Dan Lainnya, Kelas 7, Paduan Titanium
Titanium kelas 7 (Ti-0,15Pd) memiliki ketahanan yang lebih baik terhadap asam pereduksi namun tidak tahan terhadap serangan fluorida. Kehadiran paladium meningkatkan kinetika reaksi katodik dan mendorong pasivasi dalam asam di mana lapisan pasif dipertahankan, namun tidak dapat mencegah pelarutan kimia TiO2 oleh ion fluorida. Pengujian menunjukkan bahwa Tingkat 7 akan menimbulkan korosi sekitar 70% dari tingkat tingkat 2 pada fluorida-yang mengandung larutan - suatu peningkatan, namun tidak cukup untuk menawarkan masa pakai yang dapat diterima di atas 50 ppm fluorida. Misalnya Kelas 2 akan terkorosi pada 0,8 mm per tahun pada suhu 55 derajat dan 75 ppm fluorida dan Kelas 7 akan terkorosi pada 0,5-0,6 mm per tahun. Keduanya terlalu tinggi untuk tabung dinding 1,65 mm.

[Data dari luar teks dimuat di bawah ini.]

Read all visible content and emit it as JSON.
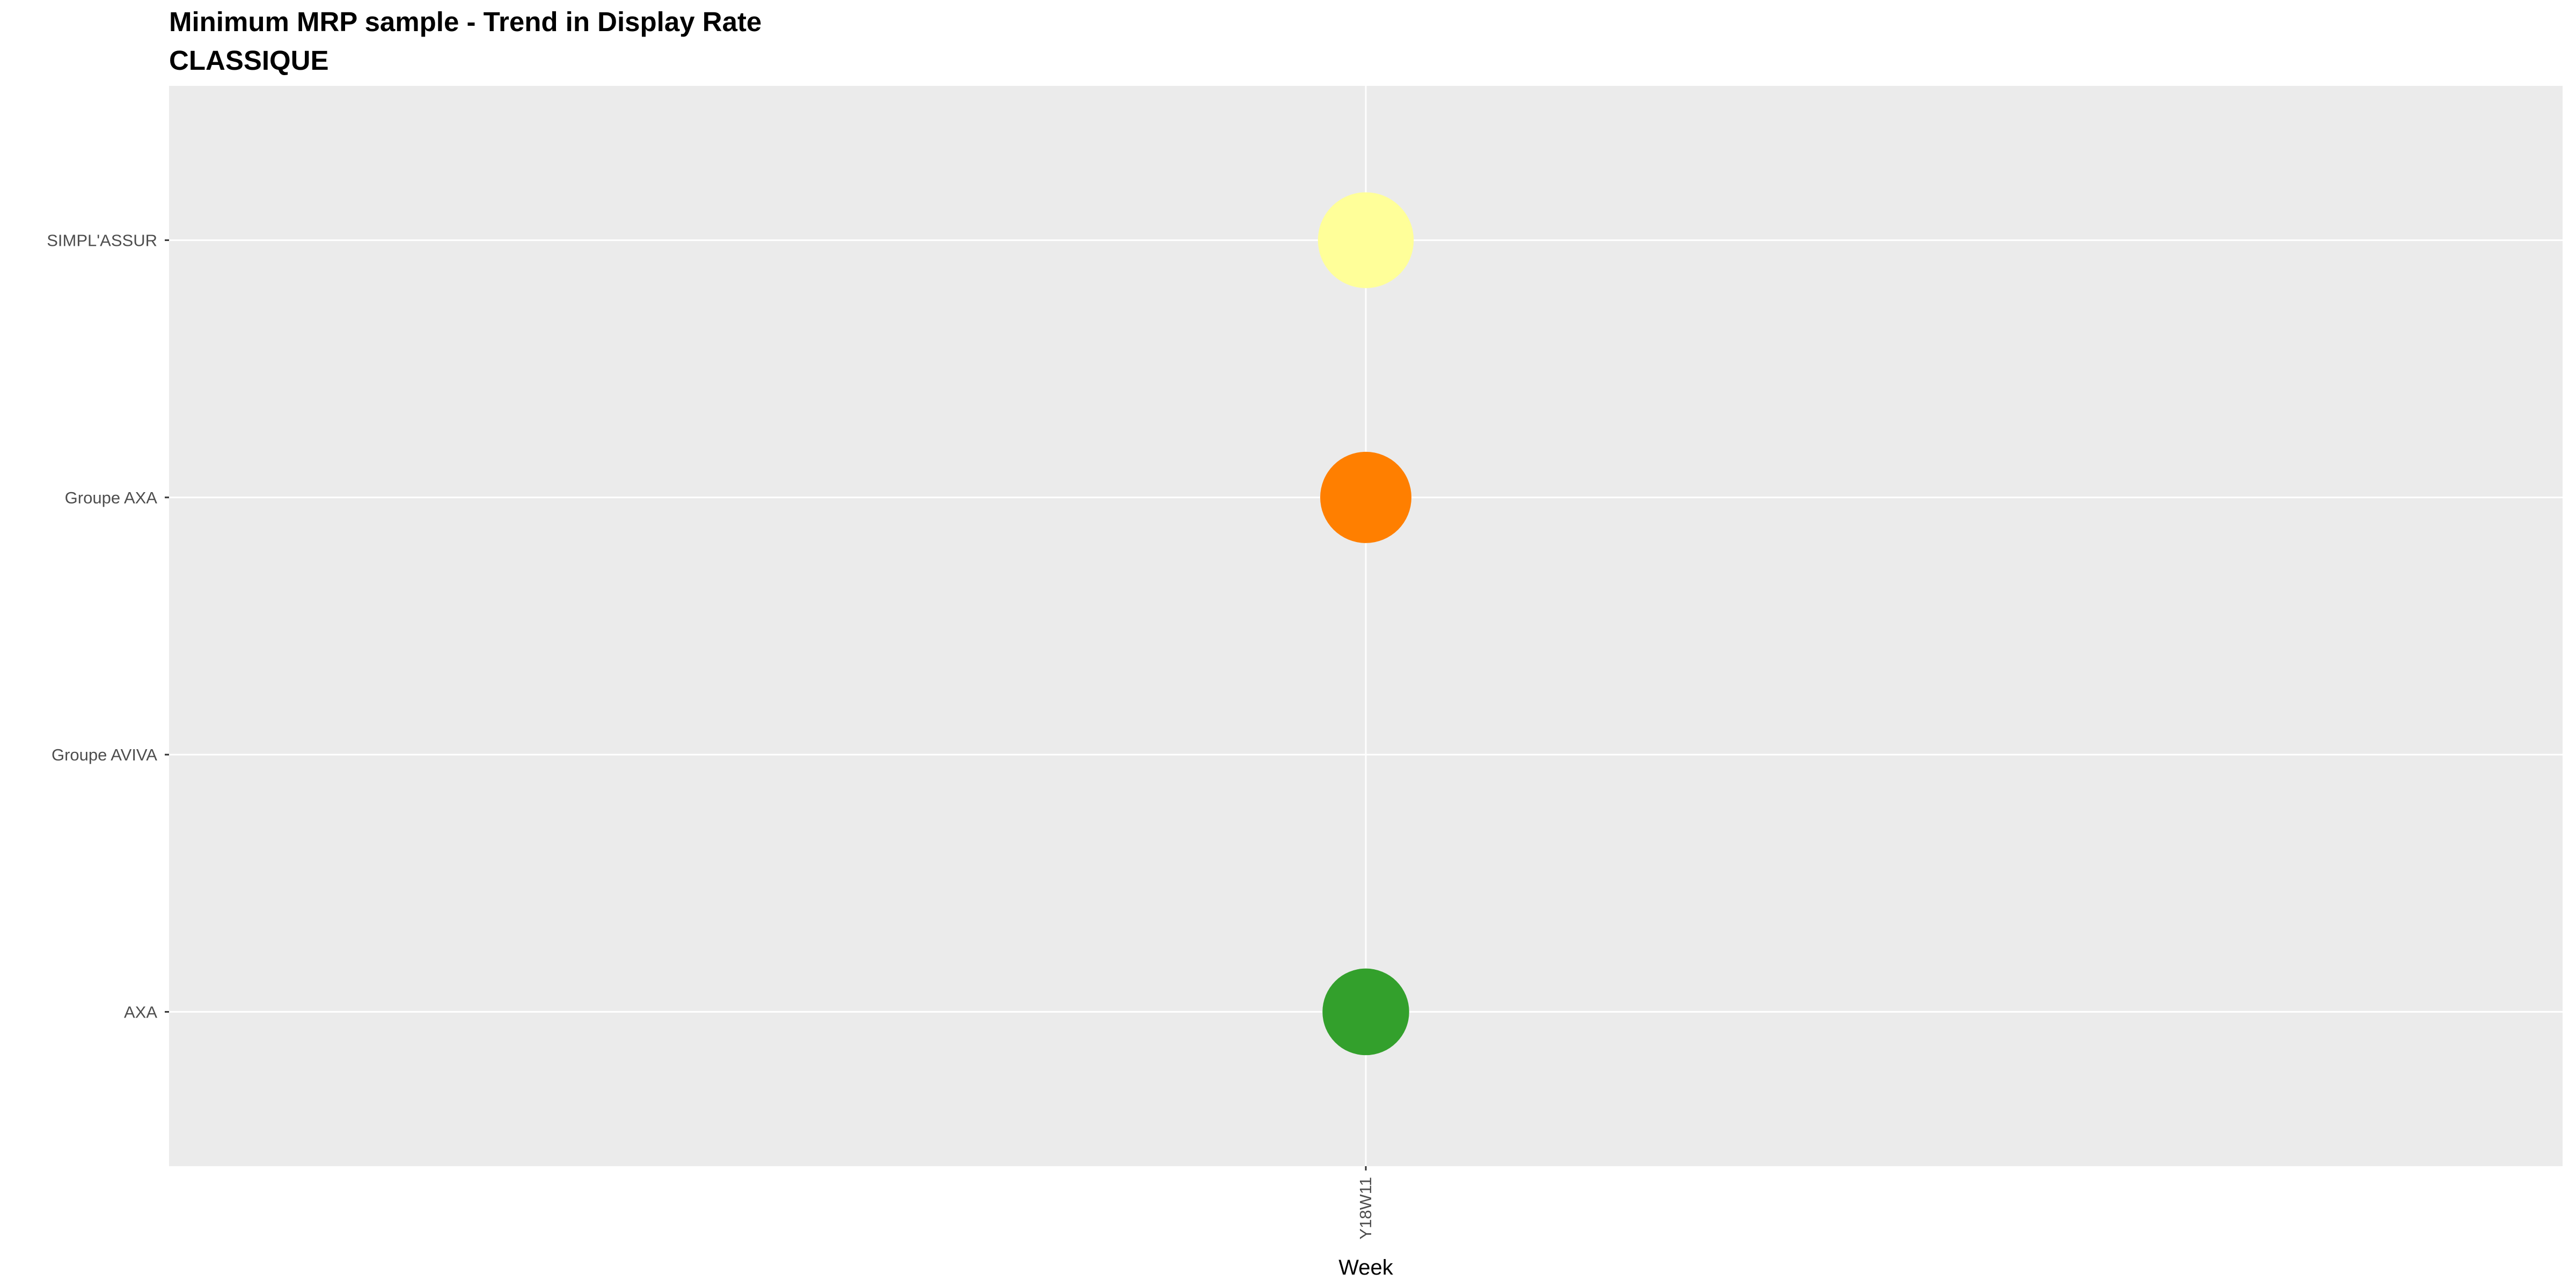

Hastelloy sebagai Alternatif
Paduan Hastelloy berbahan dasar nikel (C-276 dan C-22) menahan serangan fluorida melalui mekanisme yang berbeda. Film pasif pada Hastelloy C-276 mengandung lebih sedikit oksida nikel dan kromium yang larut dalam asam dibandingkan TiO2. Tingkat korosi kurang dari 0,05 mm per tahun diamati untuk Hastelloy C-276 dalam 50-200 ppm fluorida pada pH 3,5 dan 55 derajat. Untuk fluorida pada 100 ppm, lajunya kurang dari 0,10 mm/tahun. Paduan ini juga menunjukkan ketahanan terhadap lubang oleh klorida dalam rendaman pelapisan seng.
Matriks Aplikasi Pelapisan Seng Pemanas
Kondisi Bak Mandi Konsentrasi Fluorida (ppm) Bahan Selubung Pemanas yang Direkomendasikan Laju Korosi Perkiraan Masa Pakai (dinding 1,65 mm)
Standar seng klorida (tanpa fluorida)<10 ppmGrade 2 titanium < 0.02 mm/year > 10 years
Paket aditif-fluorida rendah 10-30 ppm Titanium kelas 2, monitor mingguan 0,03-0,08 mm/tahun 5-10 tahun
Fluorida sedang (fluoroborat standar) 30-50 ppm Titanium kelas 7 atau Hastelloy 0,10-0,25 mm/tahun 3-6 tahun
Tinggi-fluorida (penangas kecepatan tinggi) 50-100 ppm Hastelloy C-276 0.05-0.10 8-12 tahun mm/tahun
Very high fluoride (>100 ppm) 100 to 500 ppmHastelloy c-22 or Tantalum 0.10-0.20 mm/yr 5-8 years
Kesimpulan Spesifikasi Pemanas Pelapisan Seng
Penggantian bahan selubung pemanas perendaman dari titanium ke Hastelloy diperlukan untuk ion fluorida melebihi 50 ppm dalam rendaman pelapisan seng asam pada pH 3,5 dan 55 derajat. Titanium kelas 2 adalah yang paling hemat biaya di atas 30 ppm fluorida. Titanium kelas 7 dapat memberikan masa pakai yang cukup dalam kisaran 30 hingga 50 ppm jika dipantau dengan cermat, namun banyak insinyur lebih memilih Hastelloy karena keandalannya. Titanium, di semua tingkatan, akan rusak dalam waktu beberapa bulan hingga 2 tahun jika kandungan klorida melebihi 50 ppm. Gunakan Hastelloy C-276 atau C-22. Saat memesan pemanas untuk jalur pelapisan seng, mintalah analisis kimia rendaman secara menyeluruh termasuk konsentrasi fluorida, dan pilih bahan selubung sesuai dengan tingkat fluorida tertinggi yang diharapkan, bukan angka nominal. Teknik proaktif ini menghindari kegagalan pemanasan mendadak yang menghentikan produksi dan mencemari bak pelapisan.